While posing for a photo with the python, the animal started to wrap its long body around his neck and almost strangled him in the process.
Mr Dutta could be seen wrestling with the reptile in the frightening footage posted by news agency ANI.
The writhing snake manages to envelop itself around his torso at one point in the clip.
Local villagers rush to help Mr Dutta while he attempts to keep a firm grip near the snake’s head.
Social media users hit out at Mr Dutta – rebuking him for posing for a selfie in such a potentially dangerous situation.
“30 seconds of fame nearly cost the ranger’s life. The animal was only reacting instinctively because it felt threatened. Would’ve been another ‘death by selfie’,” said Twitter user, Trishna.
“His job is to safeguard wild animals, including snakes. All he had to do is put it in a black cloth bag and move it to safety. Anyway, he’s got his share of embarrassment instead of fame. #cheapthrills,” said another.
It comes after an Indonesian woman was found in the belly of a giant python after the swollen snake was captured near where she disappeared while cultivating her vegetable garden, police said on Saturday.
Wa Tiba, 54, left her home on Muna island to visit her cornfield on Thursday night, according to the Jakarta Post.
Her body was found on Friday when villagers cut open the 23ft python which was found bloated in the village of Persiapan Lawela on the island of Muna, off Sulawesi.

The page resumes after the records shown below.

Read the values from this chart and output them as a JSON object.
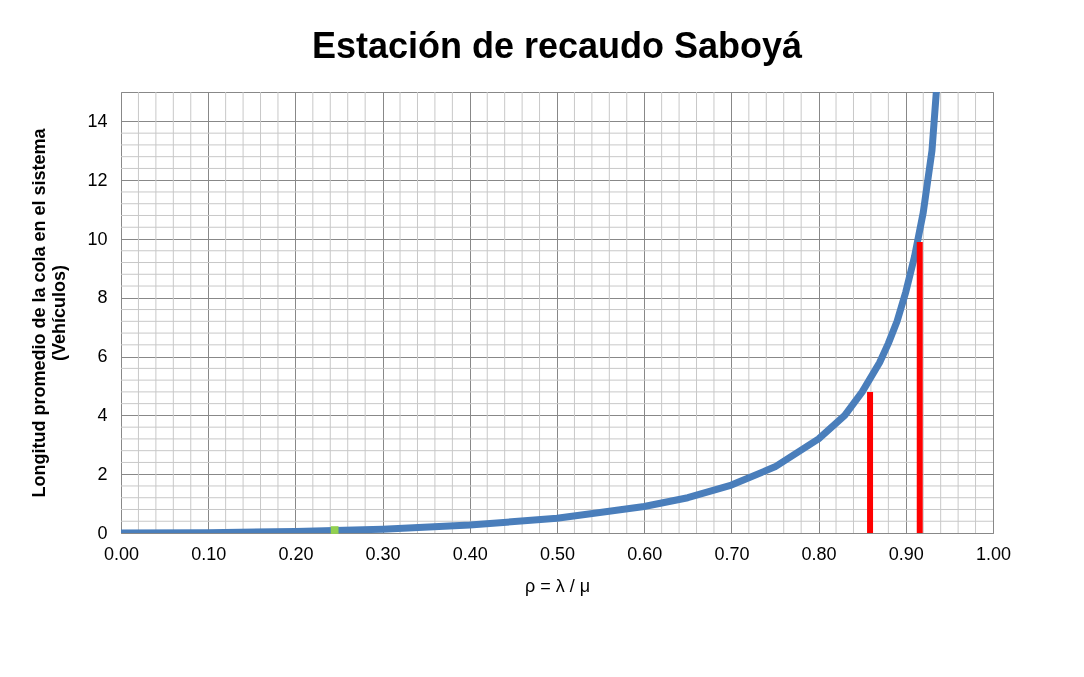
{
  "chart_data": {
    "type": "line",
    "title": "Estación de recaudo Saboyá",
    "xlabel": "ρ = λ / μ",
    "ylabel": "Longitud promedio de la cola en el sistema\n(Vehículos)",
    "xlim": [
      0,
      1
    ],
    "xticks": [
      {
        "value": 0,
        "label": "0.00"
      },
      {
        "value": 0.1,
        "label": "0.10"
      },
      {
        "value": 0.2,
        "label": "0.20"
      },
      {
        "value": 0.3,
        "label": "0.30"
      },
      {
        "value": 0.4,
        "label": "0.40"
      },
      {
        "value": 0.5,
        "label": "0.50"
      },
      {
        "value": 0.6,
        "label": "0.60"
      },
      {
        "value": 0.7,
        "label": "0.70"
      },
      {
        "value": 0.8,
        "label": "0.80"
      },
      {
        "value": 0.9,
        "label": "0.90"
      },
      {
        "value": 1,
        "label": "1.00"
      }
    ],
    "ylim": [
      0,
      15
    ],
    "yticks": [
      0,
      2,
      4,
      6,
      8,
      10,
      12,
      14
    ],
    "grid": true,
    "series": [
      {
        "color": "#4a7ebb",
        "x": [
          0,
          0.1,
          0.2,
          0.3,
          0.4,
          0.5,
          0.6,
          0.65,
          0.7,
          0.75,
          0.8,
          0.83,
          0.85,
          0.87,
          0.88,
          0.89,
          0.9,
          0.91,
          0.92,
          0.93,
          0.935
        ],
        "values": [
          0,
          0.01,
          0.05,
          0.13,
          0.27,
          0.5,
          0.9,
          1.2,
          1.63,
          2.25,
          3.2,
          4.0,
          4.8,
          5.8,
          6.45,
          7.2,
          8.2,
          9.4,
          10.9,
          13.0,
          15
        ]
      },
      {
        "color": "#ff0000",
        "x": [
          0.859,
          0.859
        ],
        "values": [
          0,
          4.8
        ]
      },
      {
        "color": "#ff0000",
        "x": [
          0.916,
          0.916
        ],
        "values": [
          0,
          9.9
        ]
      },
      {
        "type": "scatter",
        "marker": "square",
        "color": "#92d050",
        "x": [
          0.245
        ],
        "values": [
          0.1
        ]
      }
    ]
  }
}
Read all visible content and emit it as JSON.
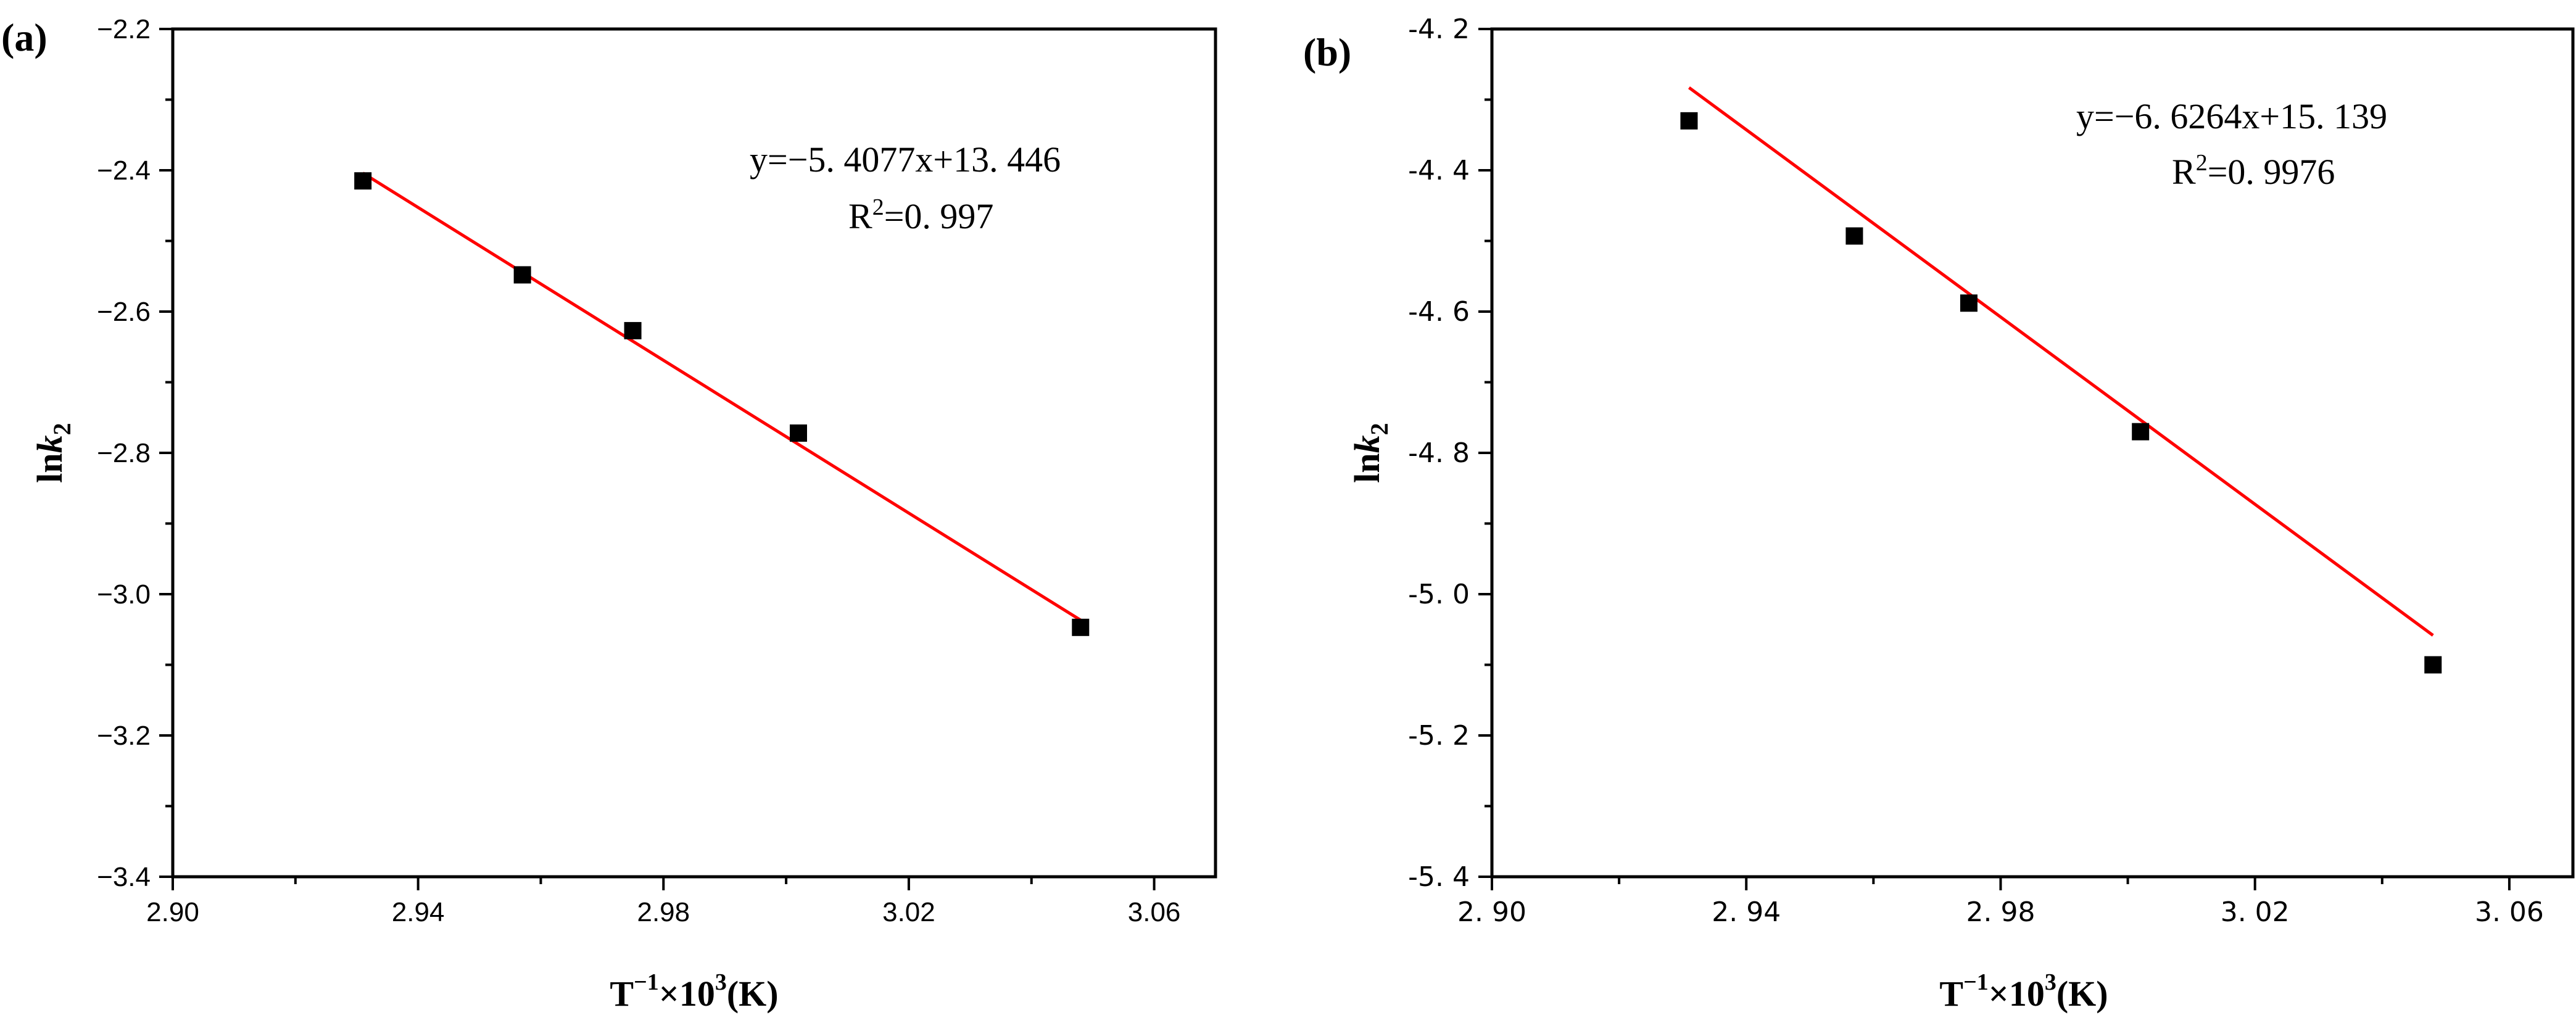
{
  "chart_data": [
    {
      "type": "scatter",
      "panel_label": "(a)",
      "xlabel": "T⁻¹×10³(K)",
      "ylabel_main": "ln",
      "ylabel_italic": "k",
      "ylabel_sub": "2",
      "xlim": [
        2.9,
        3.07
      ],
      "ylim": [
        -3.4,
        -2.2
      ],
      "xticks": [
        2.9,
        2.94,
        2.98,
        3.02,
        3.06
      ],
      "xtick_labels": [
        "2.90",
        "2.94",
        "2.98",
        "3.02",
        "3.06"
      ],
      "yticks": [
        -3.4,
        -3.2,
        -3.0,
        -2.8,
        -2.6,
        -2.4,
        -2.2
      ],
      "ytick_labels": [
        "−3.4",
        "−3.2",
        "−3.0",
        "−2.8",
        "−2.6",
        "−2.4",
        "−2.2"
      ],
      "points": [
        {
          "x": 2.931,
          "y": -2.415
        },
        {
          "x": 2.957,
          "y": -2.548
        },
        {
          "x": 2.975,
          "y": -2.627
        },
        {
          "x": 3.002,
          "y": -2.772
        },
        {
          "x": 3.048,
          "y": -3.047
        }
      ],
      "fit": {
        "x_start": 2.931,
        "x_end": 3.048,
        "slope": -5.4077,
        "intercept": 13.446
      },
      "equation": "y=−5. 4077x+13. 446",
      "r2_prefix": "R",
      "r2_sup": "2",
      "r2_value": "=0. 997",
      "colors": {
        "fit_line": "#ff0000",
        "markers": "#000000"
      }
    },
    {
      "type": "scatter",
      "panel_label": "(b)",
      "xlabel": "T⁻¹×10³(K)",
      "ylabel_main": "ln",
      "ylabel_italic": "k",
      "ylabel_sub": "2",
      "xlim": [
        2.9,
        3.07
      ],
      "ylim": [
        -5.4,
        -4.2
      ],
      "xticks": [
        2.9,
        2.94,
        2.98,
        3.02,
        3.06
      ],
      "xtick_labels": [
        "2. 90",
        "2. 94",
        "2. 98",
        "3. 02",
        "3. 06"
      ],
      "yticks": [
        -5.4,
        -5.2,
        -5.0,
        -4.8,
        -4.6,
        -4.4,
        -4.2
      ],
      "ytick_labels": [
        "-5. 4",
        "-5. 2",
        "-5. 0",
        "-4. 8",
        "-4. 6",
        "-4. 4",
        "-4. 2"
      ],
      "points": [
        {
          "x": 2.931,
          "y": -4.33
        },
        {
          "x": 2.957,
          "y": -4.493
        },
        {
          "x": 2.975,
          "y": -4.588
        },
        {
          "x": 3.002,
          "y": -4.77
        },
        {
          "x": 3.048,
          "y": -5.1
        }
      ],
      "fit": {
        "x_start": 2.931,
        "x_end": 3.048,
        "slope": -6.6264,
        "intercept": 15.139
      },
      "equation": "y=−6. 6264x+15. 139",
      "r2_prefix": "R",
      "r2_sup": "2",
      "r2_value": "=0. 9976",
      "colors": {
        "fit_line": "#ff0000",
        "markers": "#000000"
      }
    }
  ]
}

Local police chief Hamka said: “Residents were suspicious the snake swallowed the victim, so they killed it, then carried it out of the garden. The snake’s belly was cut open and the body of the victim was found inside.”
Reticulated pythons, a species of python found in South Asia and Southeast Asia which are the longest snakes in the world, usually feed on smaller mammals.
Attacks on humans are supposed to be as infrequent as winning the lottery and being struck by lightning at the same time.